Супруги Брюно и Стелла очень любили друг друга — до истерики, до исступления. Им хотелось кричать о своей любви на весь мир — и они кричали: соседям и первым встречным. Но однажды в груди Брюно шевельнулось сомнение: а действительно ли жена верна ему, не кроется ли за ее улыбкой коварство. С той поры райская жизнь обернулась адом: Брюно запутался в тенетах ревности, а Стелла стала изменять ему направо и налево — не по собственному желанию, а лишь потакая безумию мужа.
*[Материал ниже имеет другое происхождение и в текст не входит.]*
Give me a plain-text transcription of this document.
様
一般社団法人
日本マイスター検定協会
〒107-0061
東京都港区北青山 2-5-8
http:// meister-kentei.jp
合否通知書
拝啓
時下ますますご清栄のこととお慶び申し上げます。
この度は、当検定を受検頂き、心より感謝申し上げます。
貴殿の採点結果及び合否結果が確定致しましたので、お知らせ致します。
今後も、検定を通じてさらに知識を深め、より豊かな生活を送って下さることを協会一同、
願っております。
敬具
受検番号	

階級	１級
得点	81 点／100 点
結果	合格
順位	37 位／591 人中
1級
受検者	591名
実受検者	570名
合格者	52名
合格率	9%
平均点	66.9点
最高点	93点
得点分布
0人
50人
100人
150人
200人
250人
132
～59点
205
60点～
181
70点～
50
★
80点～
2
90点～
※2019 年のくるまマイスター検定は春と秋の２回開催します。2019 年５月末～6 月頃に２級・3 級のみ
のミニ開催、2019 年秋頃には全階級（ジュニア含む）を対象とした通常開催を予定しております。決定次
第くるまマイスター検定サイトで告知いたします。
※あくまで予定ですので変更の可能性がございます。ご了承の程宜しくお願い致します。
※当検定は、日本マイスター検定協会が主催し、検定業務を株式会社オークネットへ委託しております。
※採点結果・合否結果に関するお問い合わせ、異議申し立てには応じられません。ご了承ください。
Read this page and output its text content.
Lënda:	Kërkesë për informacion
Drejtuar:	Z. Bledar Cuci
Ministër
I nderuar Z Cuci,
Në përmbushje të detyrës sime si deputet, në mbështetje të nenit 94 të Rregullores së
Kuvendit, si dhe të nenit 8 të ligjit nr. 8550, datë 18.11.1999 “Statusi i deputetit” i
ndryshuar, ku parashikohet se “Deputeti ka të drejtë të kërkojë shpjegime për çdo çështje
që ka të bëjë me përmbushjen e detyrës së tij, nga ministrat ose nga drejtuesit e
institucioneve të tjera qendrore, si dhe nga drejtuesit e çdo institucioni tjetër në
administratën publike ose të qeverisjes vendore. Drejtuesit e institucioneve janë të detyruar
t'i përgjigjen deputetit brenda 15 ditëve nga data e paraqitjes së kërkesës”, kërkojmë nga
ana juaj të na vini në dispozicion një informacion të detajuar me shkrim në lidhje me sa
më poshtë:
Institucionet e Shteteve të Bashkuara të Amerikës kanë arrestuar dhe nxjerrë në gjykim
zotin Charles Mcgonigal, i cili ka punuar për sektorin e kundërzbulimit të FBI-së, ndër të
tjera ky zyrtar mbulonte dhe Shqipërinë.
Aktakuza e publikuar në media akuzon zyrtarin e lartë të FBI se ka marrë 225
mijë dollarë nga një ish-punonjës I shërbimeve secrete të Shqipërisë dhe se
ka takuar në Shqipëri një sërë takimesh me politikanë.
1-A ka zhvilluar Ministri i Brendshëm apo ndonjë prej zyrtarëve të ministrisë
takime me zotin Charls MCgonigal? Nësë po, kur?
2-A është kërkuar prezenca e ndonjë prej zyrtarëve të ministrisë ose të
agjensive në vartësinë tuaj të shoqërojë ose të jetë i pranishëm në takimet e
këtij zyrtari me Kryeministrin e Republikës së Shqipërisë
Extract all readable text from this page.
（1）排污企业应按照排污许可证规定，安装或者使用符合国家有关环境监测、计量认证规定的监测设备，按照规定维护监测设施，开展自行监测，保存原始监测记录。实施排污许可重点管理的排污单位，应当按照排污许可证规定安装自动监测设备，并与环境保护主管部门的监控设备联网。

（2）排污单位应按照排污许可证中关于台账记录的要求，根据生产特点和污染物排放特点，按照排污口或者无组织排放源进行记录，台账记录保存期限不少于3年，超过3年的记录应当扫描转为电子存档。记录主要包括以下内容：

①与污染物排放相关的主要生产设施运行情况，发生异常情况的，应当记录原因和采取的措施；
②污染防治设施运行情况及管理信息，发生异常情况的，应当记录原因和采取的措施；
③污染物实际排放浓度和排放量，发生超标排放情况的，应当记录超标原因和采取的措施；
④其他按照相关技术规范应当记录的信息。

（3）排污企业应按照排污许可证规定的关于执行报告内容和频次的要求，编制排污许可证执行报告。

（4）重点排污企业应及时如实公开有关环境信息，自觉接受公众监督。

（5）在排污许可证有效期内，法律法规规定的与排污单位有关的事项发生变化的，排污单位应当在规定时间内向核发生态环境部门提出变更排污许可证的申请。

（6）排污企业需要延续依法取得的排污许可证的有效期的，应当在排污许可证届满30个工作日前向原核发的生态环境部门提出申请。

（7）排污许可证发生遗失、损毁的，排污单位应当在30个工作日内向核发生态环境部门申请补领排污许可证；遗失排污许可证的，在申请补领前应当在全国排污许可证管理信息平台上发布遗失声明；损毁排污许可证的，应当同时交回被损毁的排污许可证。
Пьесу бельгийского символиста Фернана Кроммелинка, написанную в 1921 году, можно трактовать по-разному: тут можно разглядеть и размышление насчет ущербности чувственного восприятия действительности, и предчувствие горьких откровений экзистенциализма об одиночестве человека, не способного ни познать, ни предсказать окружающий мир. История же сложилась так, что при упоминании этой пьесы первой ассоциацией оказывается имя великого Мейерхольда. «Рогоносец», поставленный в 1922-м его Вольной мастерской, стал практическим манифестом нового революционного театра. Вместо салонного фарса Мейерхольд предъявил публике балаганную клоунаду, вместо декорационных красивостей — конструктивистский механизм, напоминавший гигантский фабричный станок. Актеры раскрывали свои роли через серию акробатических кульбитов, пластических экзерсисов и дыхательных упражнений — знаменитая мейерхольдовская биомеханика.
Режиссер Владимир Золотарь, поставивший «Великодушного рогоносца» в 2003 году в Барнауле, о культурных корнях пьесы помнил. Его спектакль был насыщен эксцентричной пластикой и акробатикой. А в тексте Кроммелинка Золотарь увидел настоящий экзистенциальный триллер: к финалу действо обретало отчетливые черты ночного кошмара. Видимо, режиссер остался так доволен этой своей старой работой, что даже не мыслит себе иного «Рогоносца». Благо впечатляющее оформление Олега Головко, отсылающее разом к малым голландцам и Босху, уже однажды было разработано — зачем же заново беспокоить художника и искать добра от добра?
Вот только петербургский ТЮЗ в его нынешнем плачевном состоянии не готов к блиц-переносам чужих спектаклей на свою сцену. Актеры выучили реплики, худо-бедно освоили сложный пластический рисунок (хотя и заметно, что он для них непривычен). А вот создать на сцене сколь-нибудь убедительные образы им никак не удается. Максим Фомин (Брюно) много кувыркается и ораторствует, но довольно равнодушно — ему даже толком поглядеть на жену недосуг, а уж о любви и речи нет. Юная Алиса Золоткова (Стелла) так зажата, что играет невпопад: как получится, так и хорошо. В результате выходит спектакль-зомби. Формально все вроде бы в порядке: актеры встают в сложные мизансцены, до седьмого пота занимаются гимнастикой, звучит душещипательная музыка, но настоящих чувств, искренних слов, горячих эмоций нет. Остается, увы, чистая механика — без приставки «био».